To a record crowd at an open meeting of the Women’s Network in Danville, she addressed the challenge of America’s diverse and divided communities. She focused on the need to embrace diversity while finding where commonalities intersect.
Abrams started by defining diversity as the range of human differences, including but not limited to race, social background, gender, sexual orientation, age, physical and learning ability, religion, national origin and citizenship status. In fact, each of us has many parts to our identity, or many identities.
Inclusion as a goal means involving and empowering others, where the inherent worth and dignity of all people are recognized. Making others feel welcome and safe, not assuming but asking what is wanted, having a give and take, taking other voices seriously — all are necessary for inclusion.
The challenge is to talk, listen and learn from each other before stereotyping, before identifying enemies through fear or anger at differences. Prejudices can be outwardly visible or undercover. Abrams suggested the audience react internally to a series of labeled types to illustrate that we all have prejudices, some not even clear to ourselves.
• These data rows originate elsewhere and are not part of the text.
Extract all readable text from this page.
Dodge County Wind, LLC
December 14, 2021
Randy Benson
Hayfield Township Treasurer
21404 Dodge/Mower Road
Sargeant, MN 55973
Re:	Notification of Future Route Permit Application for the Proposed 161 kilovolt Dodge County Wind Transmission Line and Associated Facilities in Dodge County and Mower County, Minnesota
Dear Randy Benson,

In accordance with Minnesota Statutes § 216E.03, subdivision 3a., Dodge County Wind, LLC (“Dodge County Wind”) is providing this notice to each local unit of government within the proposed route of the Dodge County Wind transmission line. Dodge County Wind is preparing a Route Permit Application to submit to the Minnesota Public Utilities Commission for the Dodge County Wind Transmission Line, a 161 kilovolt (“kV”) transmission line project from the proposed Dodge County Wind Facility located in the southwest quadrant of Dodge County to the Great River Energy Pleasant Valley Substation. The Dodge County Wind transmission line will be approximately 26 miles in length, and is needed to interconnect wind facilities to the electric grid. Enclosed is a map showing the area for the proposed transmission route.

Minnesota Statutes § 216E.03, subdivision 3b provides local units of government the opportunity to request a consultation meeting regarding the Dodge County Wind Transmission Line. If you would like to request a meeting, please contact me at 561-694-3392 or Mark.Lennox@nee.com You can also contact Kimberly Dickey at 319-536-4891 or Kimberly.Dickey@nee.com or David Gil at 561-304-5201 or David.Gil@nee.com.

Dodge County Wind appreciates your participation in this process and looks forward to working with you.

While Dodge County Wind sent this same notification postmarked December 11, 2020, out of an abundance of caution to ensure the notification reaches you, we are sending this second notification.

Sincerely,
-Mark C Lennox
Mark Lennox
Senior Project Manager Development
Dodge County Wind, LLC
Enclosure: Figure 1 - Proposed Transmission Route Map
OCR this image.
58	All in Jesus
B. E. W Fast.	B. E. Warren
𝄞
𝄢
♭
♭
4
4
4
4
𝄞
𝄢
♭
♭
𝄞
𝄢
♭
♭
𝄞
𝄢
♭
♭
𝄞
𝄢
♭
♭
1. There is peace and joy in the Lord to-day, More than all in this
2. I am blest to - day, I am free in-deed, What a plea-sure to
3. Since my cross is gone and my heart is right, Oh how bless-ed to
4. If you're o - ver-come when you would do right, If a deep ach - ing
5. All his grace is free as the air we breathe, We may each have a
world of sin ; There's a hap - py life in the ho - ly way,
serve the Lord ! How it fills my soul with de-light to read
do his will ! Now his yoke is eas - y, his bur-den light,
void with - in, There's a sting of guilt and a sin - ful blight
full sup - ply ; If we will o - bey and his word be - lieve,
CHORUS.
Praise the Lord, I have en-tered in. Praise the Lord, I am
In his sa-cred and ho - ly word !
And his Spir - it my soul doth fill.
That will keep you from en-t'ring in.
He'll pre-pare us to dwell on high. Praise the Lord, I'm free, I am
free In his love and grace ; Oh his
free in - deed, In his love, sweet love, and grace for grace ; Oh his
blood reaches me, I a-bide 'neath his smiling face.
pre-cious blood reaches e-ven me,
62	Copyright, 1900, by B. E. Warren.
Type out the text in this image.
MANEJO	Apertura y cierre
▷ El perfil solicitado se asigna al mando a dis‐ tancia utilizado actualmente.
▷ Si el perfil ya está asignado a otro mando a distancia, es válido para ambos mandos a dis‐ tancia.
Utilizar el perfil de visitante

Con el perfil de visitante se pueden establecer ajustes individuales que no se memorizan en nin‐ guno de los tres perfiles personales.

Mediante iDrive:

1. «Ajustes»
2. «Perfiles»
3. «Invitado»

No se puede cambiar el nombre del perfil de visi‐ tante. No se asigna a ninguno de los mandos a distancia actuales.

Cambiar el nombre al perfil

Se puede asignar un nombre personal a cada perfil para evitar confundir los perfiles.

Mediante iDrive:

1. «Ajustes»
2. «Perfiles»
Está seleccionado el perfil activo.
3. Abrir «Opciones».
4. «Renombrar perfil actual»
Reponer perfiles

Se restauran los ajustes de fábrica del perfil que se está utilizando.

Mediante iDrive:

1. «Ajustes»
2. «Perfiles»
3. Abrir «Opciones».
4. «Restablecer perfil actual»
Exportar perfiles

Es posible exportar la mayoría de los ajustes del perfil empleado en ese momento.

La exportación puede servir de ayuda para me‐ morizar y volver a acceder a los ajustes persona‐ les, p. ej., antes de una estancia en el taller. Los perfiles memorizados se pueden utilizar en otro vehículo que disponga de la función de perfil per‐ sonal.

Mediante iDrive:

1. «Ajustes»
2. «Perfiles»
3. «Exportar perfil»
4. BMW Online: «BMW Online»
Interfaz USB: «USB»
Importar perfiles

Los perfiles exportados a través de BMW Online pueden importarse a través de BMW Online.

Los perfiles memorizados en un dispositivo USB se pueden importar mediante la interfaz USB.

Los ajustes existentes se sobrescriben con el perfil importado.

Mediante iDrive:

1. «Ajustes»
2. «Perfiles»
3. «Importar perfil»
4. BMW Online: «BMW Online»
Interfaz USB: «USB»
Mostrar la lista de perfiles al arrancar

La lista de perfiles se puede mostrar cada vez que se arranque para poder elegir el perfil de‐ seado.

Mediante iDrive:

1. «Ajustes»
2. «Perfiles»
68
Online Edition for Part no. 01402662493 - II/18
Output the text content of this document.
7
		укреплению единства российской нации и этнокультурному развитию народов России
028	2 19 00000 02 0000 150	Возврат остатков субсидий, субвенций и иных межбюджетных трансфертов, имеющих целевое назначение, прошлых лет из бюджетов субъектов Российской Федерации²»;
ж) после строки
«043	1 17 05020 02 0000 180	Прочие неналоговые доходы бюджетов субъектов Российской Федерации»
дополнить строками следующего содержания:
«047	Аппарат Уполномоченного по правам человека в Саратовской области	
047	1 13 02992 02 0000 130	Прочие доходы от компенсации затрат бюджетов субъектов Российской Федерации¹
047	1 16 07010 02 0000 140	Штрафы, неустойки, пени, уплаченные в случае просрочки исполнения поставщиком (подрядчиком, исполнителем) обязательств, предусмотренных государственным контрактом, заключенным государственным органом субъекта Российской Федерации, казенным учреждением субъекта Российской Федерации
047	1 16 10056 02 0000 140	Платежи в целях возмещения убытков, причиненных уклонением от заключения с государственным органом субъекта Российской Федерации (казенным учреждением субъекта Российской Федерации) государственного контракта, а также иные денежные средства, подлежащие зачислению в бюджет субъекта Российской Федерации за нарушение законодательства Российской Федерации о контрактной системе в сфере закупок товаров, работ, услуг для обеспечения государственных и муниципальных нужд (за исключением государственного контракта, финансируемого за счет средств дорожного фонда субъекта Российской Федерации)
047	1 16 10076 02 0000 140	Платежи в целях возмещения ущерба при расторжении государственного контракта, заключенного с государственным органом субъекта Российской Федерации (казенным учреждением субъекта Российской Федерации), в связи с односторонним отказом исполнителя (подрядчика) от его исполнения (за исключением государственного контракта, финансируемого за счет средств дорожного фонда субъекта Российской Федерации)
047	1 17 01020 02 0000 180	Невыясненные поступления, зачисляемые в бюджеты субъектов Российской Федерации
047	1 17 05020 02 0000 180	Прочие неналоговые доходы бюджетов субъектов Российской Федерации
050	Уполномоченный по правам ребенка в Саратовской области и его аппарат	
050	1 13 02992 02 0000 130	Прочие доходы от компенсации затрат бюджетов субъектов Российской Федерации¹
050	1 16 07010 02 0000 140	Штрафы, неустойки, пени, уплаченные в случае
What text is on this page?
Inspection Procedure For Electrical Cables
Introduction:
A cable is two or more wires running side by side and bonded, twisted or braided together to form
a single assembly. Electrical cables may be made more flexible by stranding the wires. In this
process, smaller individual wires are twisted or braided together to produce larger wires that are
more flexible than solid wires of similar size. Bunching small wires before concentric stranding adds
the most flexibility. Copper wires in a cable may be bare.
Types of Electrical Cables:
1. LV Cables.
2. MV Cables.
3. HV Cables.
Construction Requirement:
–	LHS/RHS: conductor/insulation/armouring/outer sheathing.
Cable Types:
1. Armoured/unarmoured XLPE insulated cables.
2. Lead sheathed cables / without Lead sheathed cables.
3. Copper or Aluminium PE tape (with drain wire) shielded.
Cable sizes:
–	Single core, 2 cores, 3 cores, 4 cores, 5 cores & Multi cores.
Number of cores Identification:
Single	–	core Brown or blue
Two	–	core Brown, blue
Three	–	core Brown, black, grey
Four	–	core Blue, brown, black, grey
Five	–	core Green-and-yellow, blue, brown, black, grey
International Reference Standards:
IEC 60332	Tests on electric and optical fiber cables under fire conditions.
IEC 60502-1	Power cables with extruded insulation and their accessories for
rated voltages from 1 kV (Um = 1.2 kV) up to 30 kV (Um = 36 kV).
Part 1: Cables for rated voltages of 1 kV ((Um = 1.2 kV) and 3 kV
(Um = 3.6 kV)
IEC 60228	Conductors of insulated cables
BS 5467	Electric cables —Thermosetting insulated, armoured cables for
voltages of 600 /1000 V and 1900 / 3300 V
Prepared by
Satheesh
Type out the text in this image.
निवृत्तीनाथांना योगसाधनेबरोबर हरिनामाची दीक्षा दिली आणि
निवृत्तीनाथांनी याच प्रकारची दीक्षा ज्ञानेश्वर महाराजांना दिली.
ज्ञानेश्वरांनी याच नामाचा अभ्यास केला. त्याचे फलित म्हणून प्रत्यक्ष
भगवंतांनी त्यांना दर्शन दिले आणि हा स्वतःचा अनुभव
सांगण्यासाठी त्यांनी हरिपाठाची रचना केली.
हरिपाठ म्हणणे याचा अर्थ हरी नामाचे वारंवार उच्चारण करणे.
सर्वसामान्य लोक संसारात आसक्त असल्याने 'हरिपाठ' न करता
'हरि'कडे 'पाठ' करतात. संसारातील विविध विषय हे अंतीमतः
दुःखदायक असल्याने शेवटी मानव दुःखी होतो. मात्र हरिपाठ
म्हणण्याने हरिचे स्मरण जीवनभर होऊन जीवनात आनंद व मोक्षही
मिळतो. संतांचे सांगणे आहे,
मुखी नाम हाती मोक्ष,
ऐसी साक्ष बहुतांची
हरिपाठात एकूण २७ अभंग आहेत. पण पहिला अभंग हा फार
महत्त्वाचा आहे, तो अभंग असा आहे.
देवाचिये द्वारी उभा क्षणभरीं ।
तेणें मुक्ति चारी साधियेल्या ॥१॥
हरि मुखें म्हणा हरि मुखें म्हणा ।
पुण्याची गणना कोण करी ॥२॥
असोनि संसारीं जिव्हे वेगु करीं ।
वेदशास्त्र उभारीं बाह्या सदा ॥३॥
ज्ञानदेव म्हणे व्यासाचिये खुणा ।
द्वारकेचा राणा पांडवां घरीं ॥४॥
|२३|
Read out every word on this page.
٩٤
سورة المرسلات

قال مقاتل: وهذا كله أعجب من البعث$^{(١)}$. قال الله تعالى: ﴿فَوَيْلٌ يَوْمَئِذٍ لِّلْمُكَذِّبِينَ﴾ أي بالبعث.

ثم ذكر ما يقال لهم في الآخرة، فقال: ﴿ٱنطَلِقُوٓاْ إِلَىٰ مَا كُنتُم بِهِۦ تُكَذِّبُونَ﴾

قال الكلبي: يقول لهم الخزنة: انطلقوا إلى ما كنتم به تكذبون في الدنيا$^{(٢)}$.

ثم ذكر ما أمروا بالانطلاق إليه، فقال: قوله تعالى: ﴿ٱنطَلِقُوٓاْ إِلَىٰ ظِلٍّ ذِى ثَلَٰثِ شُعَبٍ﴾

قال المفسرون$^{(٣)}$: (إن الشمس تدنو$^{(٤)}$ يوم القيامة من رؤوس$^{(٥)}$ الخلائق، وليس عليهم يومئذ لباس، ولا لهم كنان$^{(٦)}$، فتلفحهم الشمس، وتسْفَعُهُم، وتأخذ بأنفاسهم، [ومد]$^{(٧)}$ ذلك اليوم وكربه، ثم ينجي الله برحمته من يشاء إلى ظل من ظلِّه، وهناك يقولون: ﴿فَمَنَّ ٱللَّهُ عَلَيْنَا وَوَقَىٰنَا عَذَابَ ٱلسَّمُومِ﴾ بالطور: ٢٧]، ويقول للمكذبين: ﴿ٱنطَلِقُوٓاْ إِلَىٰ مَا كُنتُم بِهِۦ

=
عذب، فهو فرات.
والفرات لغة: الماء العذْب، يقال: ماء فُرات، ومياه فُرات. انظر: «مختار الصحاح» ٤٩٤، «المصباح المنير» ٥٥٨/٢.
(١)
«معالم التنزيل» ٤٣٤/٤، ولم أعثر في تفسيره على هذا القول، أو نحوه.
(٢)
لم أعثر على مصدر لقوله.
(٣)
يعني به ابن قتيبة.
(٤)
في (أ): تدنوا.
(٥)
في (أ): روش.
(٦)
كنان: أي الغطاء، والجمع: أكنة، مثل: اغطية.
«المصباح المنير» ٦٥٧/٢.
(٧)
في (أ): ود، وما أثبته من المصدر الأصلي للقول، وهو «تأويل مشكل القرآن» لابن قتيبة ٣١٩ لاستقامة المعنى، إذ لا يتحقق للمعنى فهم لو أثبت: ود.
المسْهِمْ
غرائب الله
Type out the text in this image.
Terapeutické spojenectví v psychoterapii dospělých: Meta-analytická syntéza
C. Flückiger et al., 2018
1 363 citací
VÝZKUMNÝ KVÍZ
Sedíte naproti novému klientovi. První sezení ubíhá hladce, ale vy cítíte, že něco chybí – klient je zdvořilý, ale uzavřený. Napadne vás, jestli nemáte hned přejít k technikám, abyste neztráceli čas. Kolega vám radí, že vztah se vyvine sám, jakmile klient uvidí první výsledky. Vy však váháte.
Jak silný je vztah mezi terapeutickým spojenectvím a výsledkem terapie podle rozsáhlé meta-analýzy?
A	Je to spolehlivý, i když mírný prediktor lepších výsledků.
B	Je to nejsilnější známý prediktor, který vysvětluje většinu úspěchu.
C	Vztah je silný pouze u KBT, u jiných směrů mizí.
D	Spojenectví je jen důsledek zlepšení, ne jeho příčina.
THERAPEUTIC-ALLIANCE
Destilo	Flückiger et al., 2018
She urged us to have an internal debate concerning our assumptions about diverse groups, as well as to search for common values and needs, acknowledging our shared humanity.
Inclusion, a full and equal participation of people of all groups, is necessary to a society that aspires to individual freedom and to meeting the needs of all. When the goal is social justice, each person needs a sense of their own value, agency and responsibility. However, social differences interact with systems of domination and subordination, because power is not equally distributed. Racism illustrates this.
Racism, as Abrams defined it, is a system of advantage based on race, with prejudice plus the power to enforce it. Overt racism is intentional, while covert racism is hidden and often disguised with language to downplay discrimination. There are many ways people try to justify racism from asserting the natural superiority of the white race to suggesting that racism no longer has adverse effects.
Abrams concluded by introducing the concept of intellectual empathy — that is, using our brains to imaginatively reconstruct the viewpoints and reasoning of others, to reason from premises, assumptions and ideas other than our own. Such empathy takes practice. Someone asked Abrams for a model of someone with intellectual empathy. She cited her younger sister Stacey, whose skill at connecting with diverse groups brought her very close to the governorship of Georgia.
Andrea Abrams is a professor of anthropology, a vice president for diversity and special assistant to the president of Centre College. She describes herself as growing up poor and black in Mississippi. She graduated from Agnes Scott and earned a master’s and Ph.D. from Emory University in Georgia.
Margaret Gardiner is chair of The Women’s Network in Boyle County.